Question

261. Graph Valid Tree

中文文档

Description

You have a graph of n nodes labeled from 0 to n - 1. You are given an integer n and a list of edges where edges[i] = [ai, bi] indicates that there is an undirected edge between nodes ai and bi in the graph.

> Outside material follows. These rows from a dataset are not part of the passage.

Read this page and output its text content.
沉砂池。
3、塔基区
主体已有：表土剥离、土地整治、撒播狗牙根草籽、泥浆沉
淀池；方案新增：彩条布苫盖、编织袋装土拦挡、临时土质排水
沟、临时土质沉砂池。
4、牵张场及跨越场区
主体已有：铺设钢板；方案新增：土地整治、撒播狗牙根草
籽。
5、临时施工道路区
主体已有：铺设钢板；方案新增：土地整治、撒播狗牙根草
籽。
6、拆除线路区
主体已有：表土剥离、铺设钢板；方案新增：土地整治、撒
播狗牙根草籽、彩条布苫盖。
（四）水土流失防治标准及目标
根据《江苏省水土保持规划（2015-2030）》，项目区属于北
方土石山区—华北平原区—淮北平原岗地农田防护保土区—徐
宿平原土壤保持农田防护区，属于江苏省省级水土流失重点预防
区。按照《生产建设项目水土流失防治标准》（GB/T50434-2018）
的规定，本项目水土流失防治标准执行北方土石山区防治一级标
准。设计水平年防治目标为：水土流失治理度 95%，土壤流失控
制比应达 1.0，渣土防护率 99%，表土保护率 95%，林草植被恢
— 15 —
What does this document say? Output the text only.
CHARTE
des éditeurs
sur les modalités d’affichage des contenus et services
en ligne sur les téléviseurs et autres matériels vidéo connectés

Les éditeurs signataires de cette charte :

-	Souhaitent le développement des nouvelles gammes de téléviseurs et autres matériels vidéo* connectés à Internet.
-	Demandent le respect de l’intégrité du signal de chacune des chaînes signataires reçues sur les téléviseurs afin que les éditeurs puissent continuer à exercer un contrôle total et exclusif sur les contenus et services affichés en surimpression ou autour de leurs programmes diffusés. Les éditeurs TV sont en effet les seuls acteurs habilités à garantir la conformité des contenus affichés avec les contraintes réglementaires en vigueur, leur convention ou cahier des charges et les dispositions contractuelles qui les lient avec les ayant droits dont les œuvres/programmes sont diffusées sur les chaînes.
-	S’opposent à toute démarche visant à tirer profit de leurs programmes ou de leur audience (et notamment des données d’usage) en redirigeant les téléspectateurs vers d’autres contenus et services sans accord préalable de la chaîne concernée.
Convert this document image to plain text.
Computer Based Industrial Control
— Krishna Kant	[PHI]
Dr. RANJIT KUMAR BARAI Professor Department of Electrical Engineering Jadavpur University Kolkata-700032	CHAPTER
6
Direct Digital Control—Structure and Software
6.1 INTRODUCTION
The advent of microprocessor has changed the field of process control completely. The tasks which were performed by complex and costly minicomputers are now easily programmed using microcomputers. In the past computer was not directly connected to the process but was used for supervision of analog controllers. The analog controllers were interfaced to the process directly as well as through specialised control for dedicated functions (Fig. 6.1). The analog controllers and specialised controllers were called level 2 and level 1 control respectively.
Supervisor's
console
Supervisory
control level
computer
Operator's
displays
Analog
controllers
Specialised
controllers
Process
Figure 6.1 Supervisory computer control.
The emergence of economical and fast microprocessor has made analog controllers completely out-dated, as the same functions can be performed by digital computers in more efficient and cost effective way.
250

Return true _if the edges of the given graph make up a valid tree, and_ false _otherwise_.

 

Example 1:

Input: n = 5, edges = [[0,1],[0,2],[0,3],[1,4]]
Output: true

Example 2:

Input: n = 5, edges = [[0,1],[1,2],[2,3],[1,3],[1,4]]
Output: false

 

Constraints:

• 1 <= n <= 2000
• 0 <= edges.length <= 5000
• edges[i].length == 2
• 0 <= ai, bi < n
• ai != bi
• There are no self-loops or repeated edges.

Solutions

Solution 1

class Solution:
  def validTree(self, n: int, edges: List[List[int]]) -> bool:
    def find(x):
      if p[x] != x:
        p[x] = find(p[x])
      return p[x]

    p = list(range(n))
    for a, b in edges:
      if find(a) == find(b):
        return False
      p[find(a)] = find(b)
      n -= 1
    return n == 1

class Solution {
  private int[] p;

  public boolean validTree(int n, int[][] edges) {
    p = new int[n];
    for (int i = 0; i < n; ++i) {
      p[i] = i;
    }
    for (int[] e : edges) {
      int a = e[0], b = e[1];
      if (find(a) == find(b)) {
        return false;
      }
      p[find(a)] = find(b);
      --n;
    }
    return n == 1;
  }

  private int find(int x) {
    if (p[x] != x) {
      p[x] = find(p[x]);
    }
    return p[x];
  }
}

class Solution {
public:
  vector<int> p;

  bool validTree(int n, vector<vector<int>>& edges) {
    p.resize(n);
    for (int i = 0; i < n; ++i) p[i] = i;
    for (auto& e : edges) {
      int a = e[0], b = e[1];
      if (find(a) == find(b)) return 0;
      p[find(a)] = find(b);
      --n;
    }
    return n == 1;
  }

  int find(int x) {
    if (p[x] != x) p[x] = find(p[x]);
    return p[x];
  }
};

func validTree(n int, edges [][]int) bool {
  p := make([]int, n)
  for i := range p {
    p[i] = i
  }
  var find func(x int) int
  find = func(x int) int {
    if p[x] != x {
      p[x] = find(p[x])
    }
    return p[x]
  }
  for _, e := range edges {
    a, b := e[0], e[1]
    if find(a) == find(b) {
      return false
    }
    p[find(a)] = find(b)
    n--
  }
  return n == 1
}

/**
 * @param {number} n
 * @param {number[][]} edges
 * @return {boolean}
 */
var validTree = function (n, edges) {
  let p = new Array(n);
  for (let i = 0; i < n; ++i) {
    p[i] = i;
  }
  function find(x) {
    if (p[x] != x) {
      p[x] = find(p[x]);
    }
    return p[x];
  }
  for (const [a, b] of edges) {
    if (find(a) == find(b)) {
      return false;
    }
    p[find(a)] = find(b);
    --n;
  }
  return n == 1;
};